IEEAC Dept. (ESI-UCLM), P de la Universidad 4, Ciudad Real, 13071, Spain.
IEEAC Dept. (ETSII-UCLM), Avda. Camilo José Cela s/n, Ciudad Real, 13071, Spain.
Comput Methods Programs Biomed. 2023 Jun;235:107528. doi: 10.1016/j.cmpb.2023.107528. Epub 2023 Apr 5.
This paper presents the quantitative comparison of three generative models of digital staining, also known as virtual staining, in H&E modality (i.e., Hematoxylin and Eosin) that are applied to 5 types of breast tissue. Moreover, a qualitative evaluation of the results achieved with the best model was carried out. This process is based on images of samples without staining captured by a multispectral microscope with previous dimensional reduction to three channels in the RGB range.

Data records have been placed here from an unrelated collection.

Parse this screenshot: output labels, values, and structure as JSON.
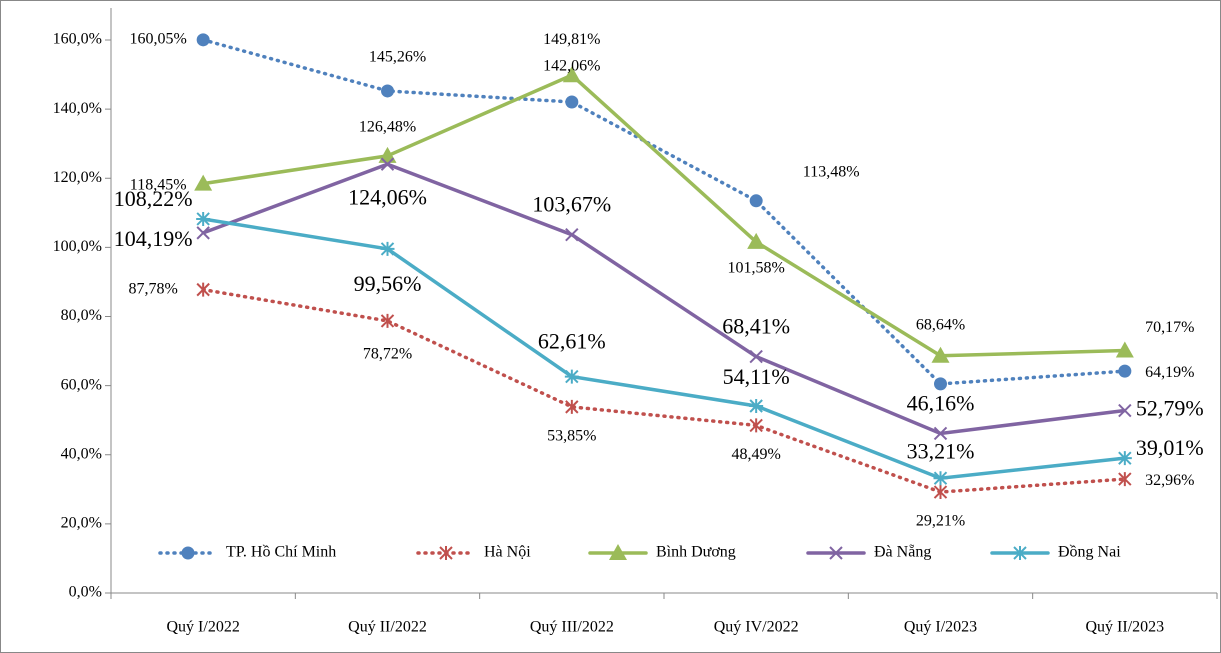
{
  "chart_data": {
    "type": "line",
    "categories": [
      "Quý I/2022",
      "Quý II/2022",
      "Quý III/2022",
      "Quý IV/2022",
      "Quý I/2023",
      "Quý II/2023"
    ],
    "ylim": [
      0,
      160
    ],
    "yticks": [
      {
        "value": 0,
        "label": "0,0%"
      },
      {
        "value": 20,
        "label": "20,0%"
      },
      {
        "value": 40,
        "label": "40,0%"
      },
      {
        "value": 60,
        "label": "60,0%"
      },
      {
        "value": 80,
        "label": "80,0%"
      },
      {
        "value": 100,
        "label": "100,0%"
      },
      {
        "value": 120,
        "label": "120,0%"
      },
      {
        "value": 140,
        "label": "140,0%"
      },
      {
        "value": 160,
        "label": "160,0%"
      }
    ],
    "legend": "bottom",
    "series": [
      {
        "name": "TP. Hồ Chí Minh",
        "color": "#4f81bd",
        "dash": "dotted",
        "marker": "circle",
        "values": [
          160.05,
          145.26,
          142.06,
          113.48,
          60.5,
          64.19
        ],
        "value_labels": [
          "160,05%",
          "145,26%",
          "142,06%",
          "113,48%",
          null,
          "64,19%"
        ]
      },
      {
        "name": "Hà Nội",
        "color": "#c0504d",
        "dash": "dotted",
        "marker": "star",
        "values": [
          87.78,
          78.72,
          53.85,
          48.49,
          29.21,
          32.96
        ],
        "value_labels": [
          "87,78%",
          "78,72%",
          "53,85%",
          "48,49%",
          "29,21%",
          "32,96%"
        ]
      },
      {
        "name": "Bình Dương",
        "color": "#9bbb59",
        "dash": "solid",
        "marker": "triangle",
        "values": [
          118.45,
          126.48,
          149.81,
          101.58,
          68.64,
          70.17
        ],
        "value_labels": [
          "118,45%",
          "126,48%",
          "149,81%",
          "101,58%",
          "68,64%",
          "70,17%"
        ]
      },
      {
        "name": "Đà Nẵng",
        "color": "#8064a2",
        "dash": "solid",
        "marker": "x",
        "values": [
          104.19,
          124.06,
          103.67,
          68.41,
          46.16,
          52.79
        ],
        "value_labels": [
          "104,19%",
          "124,06%",
          "103,67%",
          "68,41%",
          "46,16%",
          "52,79%"
        ]
      },
      {
        "name": "Đồng Nai",
        "color": "#4bacc6",
        "dash": "solid",
        "marker": "asterisk",
        "values": [
          108.22,
          99.56,
          62.61,
          54.11,
          33.21,
          39.01
        ],
        "value_labels": [
          "108,22%",
          "99,56%",
          "62,61%",
          "54,11%",
          "33,21%",
          "39,01%"
        ]
      }
    ]
  }
}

The models compared are based on conditional GAN (pix2pix) which uses images aligned with/without staining, and two models that do not require image alignment, Cycle GAN (cycleGAN) and contrastive learning-based model (CUT). These models are compared based on the structural similarity and chromatic discrepancy between samples with chemical staining and their corresponding ones with digital staining. The correspondence between images is achieved after the chemical staining images are subjected to digital unstaining by means of a model obtained to guarantee the cyclic consistency of the generative models.
The comparison of the three models corroborates the visual evaluation of the results showing the superiority of cycleGAN both for its larger structural similarity with respect to chemical staining (mean value of SSIM ∼ 0.95) and lower chromatic discrepancy (10%). To this end, quantization and calculation of EMD (Earth Mover's Distance) between clusters is used. In addition, quality evaluation through subjective psychophysical tests with three experts was carried out to evaluate quality of the results with the best model (cycleGAN).
The results can be satisfactorily evaluated by metrics that use as reference image a chemically stained sample and the digital staining images of the reference sample with prior digital unstaining. These metrics demonstrate that generative staining models that guarantee cyclic consistency provide the closest results to chemical H&E staining that also is consistent with the result of qualitative evaluation by experts.
本文比较了三种数字染色(也称为虚拟染色)生成模型在 H&E 模式(即苏木精和伊红)下对 5 种乳腺组织的定量表现。此外,还对最佳模型的结果进行了定性评估。该过程基于多光谱显微镜拍摄的未经染色的样本图像,这些图像经过先前的降维处理,降为 RGB 范围内的三个通道。
所比较的模型基于条件生成对抗网络(pix2pix),该网络使用有/无染色的图像进行对齐,以及两个不需要图像对齐的模型,即循环生成对抗网络(cycleGAN)和基于对比学习的模型(CUT)。这些模型是基于具有化学染色和相应数字染色的样本之间的结构相似性和色度差异进行比较的。通过获得的模型对化学染色图像进行数字去染色,实现了图像之间的对应关系,以保证生成模型的循环一致性。
对三种模型的比较证实了对结果的视觉评估,表明 cycleGAN 在其与化学染色的更大结构相似性(结构相似性均值 SSIM∼0.95)和更低的色度差异(10%)方面具有优越性。为此,使用量化和计算聚类之间的 EMD(Earth Mover's Distance)来进行。此外,通过三位专家进行主观心理物理测试对质量进行了评估,以评估最佳模型(cycleGAN)的结果质量。
可以使用将化学染色样本作为参考图像,并对参考样本进行数字去染色后的数字染色图像作为参考的指标来对结果进行令人满意的评估。这些指标表明,保证循环一致性的生成染色模型提供了最接近化学 H&E 染色的结果,这也与专家的定性评估结果一致。